Light-emitting diodes (LEDs) are an increasingly popular technology for use in energy-efficient lighting. Researchers from North Carolina State University have now developed a new technique that reduces defects in the gallium nitride (GaN) films used to create LEDs, making them more efficient.
LED lighting relies on GaN thin films to create the diode structure that produces light. The new technique reduces the number of defects in those films by two to three orders of magnitude. “This improves the quality of the material that emits light,” says Dr Salah Bedair, a professor of electrical and computer engineering at NC State and co-author, with NC State materials science professor Nadia El-Masry, of a paper describing the research. “So, for a given input of electrical power, the output of light can be increased by a factor of two – which is very big.” This is particularly true for low electrical power input and for LEDs emitting in the ultraviolet range.
The researchers started with a GaN film that was two microns, or two millionths of a metre, thick and embedded half of that thickness with large voids – empty spaces that were one to two microns long and 0,25 microns in diameter. The researchers found that defects in the film were drawn to the voids and became trapped – leaving the portions of the film above the voids with far fewer defects.
Defects are slight dislocations in the crystalline structure of the GaN films.
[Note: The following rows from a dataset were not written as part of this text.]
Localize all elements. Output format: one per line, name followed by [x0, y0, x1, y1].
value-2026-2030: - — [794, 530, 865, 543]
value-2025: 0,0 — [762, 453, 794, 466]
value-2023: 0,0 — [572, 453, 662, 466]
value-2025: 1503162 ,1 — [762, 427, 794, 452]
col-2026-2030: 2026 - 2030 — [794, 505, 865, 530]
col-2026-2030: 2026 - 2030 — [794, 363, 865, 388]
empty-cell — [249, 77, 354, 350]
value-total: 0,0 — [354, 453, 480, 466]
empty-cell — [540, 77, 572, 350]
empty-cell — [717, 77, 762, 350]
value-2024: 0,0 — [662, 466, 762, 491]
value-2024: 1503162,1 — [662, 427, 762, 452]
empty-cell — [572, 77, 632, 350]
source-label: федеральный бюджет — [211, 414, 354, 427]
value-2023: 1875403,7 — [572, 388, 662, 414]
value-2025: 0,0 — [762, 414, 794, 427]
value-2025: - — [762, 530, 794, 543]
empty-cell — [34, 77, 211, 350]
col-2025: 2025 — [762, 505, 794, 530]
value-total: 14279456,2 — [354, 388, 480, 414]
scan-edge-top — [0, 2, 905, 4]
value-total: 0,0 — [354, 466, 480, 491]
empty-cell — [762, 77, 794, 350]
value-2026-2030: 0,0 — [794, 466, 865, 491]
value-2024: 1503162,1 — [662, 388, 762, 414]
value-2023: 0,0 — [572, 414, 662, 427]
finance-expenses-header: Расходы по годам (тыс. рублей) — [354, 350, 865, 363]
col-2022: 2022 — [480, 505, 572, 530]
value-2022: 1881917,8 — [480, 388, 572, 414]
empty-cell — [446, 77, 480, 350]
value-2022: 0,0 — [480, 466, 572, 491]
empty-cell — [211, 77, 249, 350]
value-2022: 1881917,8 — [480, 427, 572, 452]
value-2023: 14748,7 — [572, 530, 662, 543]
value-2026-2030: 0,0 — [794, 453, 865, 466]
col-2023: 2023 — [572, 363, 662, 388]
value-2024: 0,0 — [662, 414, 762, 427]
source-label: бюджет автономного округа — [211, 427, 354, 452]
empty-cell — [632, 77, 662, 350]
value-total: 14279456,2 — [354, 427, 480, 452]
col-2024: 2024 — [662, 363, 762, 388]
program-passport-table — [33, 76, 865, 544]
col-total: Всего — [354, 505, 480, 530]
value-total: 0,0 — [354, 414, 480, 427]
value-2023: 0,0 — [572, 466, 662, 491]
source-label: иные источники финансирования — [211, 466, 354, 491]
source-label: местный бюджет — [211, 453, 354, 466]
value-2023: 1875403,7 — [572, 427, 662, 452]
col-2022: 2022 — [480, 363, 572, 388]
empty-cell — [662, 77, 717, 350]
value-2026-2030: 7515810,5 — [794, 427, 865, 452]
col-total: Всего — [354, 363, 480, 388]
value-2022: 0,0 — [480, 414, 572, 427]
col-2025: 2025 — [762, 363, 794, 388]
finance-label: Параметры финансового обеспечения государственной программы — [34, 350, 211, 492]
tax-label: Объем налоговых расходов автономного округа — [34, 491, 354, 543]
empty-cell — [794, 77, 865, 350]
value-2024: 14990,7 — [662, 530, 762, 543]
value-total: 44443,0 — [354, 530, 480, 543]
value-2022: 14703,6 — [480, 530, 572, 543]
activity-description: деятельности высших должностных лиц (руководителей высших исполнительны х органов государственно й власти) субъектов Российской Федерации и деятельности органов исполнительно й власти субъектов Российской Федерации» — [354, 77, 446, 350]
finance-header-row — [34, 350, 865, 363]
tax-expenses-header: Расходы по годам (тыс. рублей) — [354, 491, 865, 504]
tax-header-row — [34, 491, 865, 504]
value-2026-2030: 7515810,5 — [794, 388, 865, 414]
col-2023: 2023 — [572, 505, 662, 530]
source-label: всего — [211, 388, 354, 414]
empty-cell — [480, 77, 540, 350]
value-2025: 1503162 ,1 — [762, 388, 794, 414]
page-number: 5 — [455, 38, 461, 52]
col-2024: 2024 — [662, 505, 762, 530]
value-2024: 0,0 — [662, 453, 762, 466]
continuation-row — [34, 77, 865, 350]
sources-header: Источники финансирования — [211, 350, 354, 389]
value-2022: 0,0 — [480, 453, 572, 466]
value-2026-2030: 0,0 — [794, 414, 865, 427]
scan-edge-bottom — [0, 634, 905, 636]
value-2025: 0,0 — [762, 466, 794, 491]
These dislocations run through the material until they reach the surface. By placing voids in the film, the researchers effectively placed a “surface” in the middle of the material, preventing the defects from travelling through the rest of the film.
The voids make an impressive difference.
“Without voids, the GaN films have approximately 10[to the 10th power] defects per square centimetre,” Bedair says. “With the voids, they have 10[to the 7th power] defects. This technique would add an extra step to the manufacturing process for LEDs, but it would result in higher quality, more efficient LEDs.”
The finding was published online in Applied Physics Letters.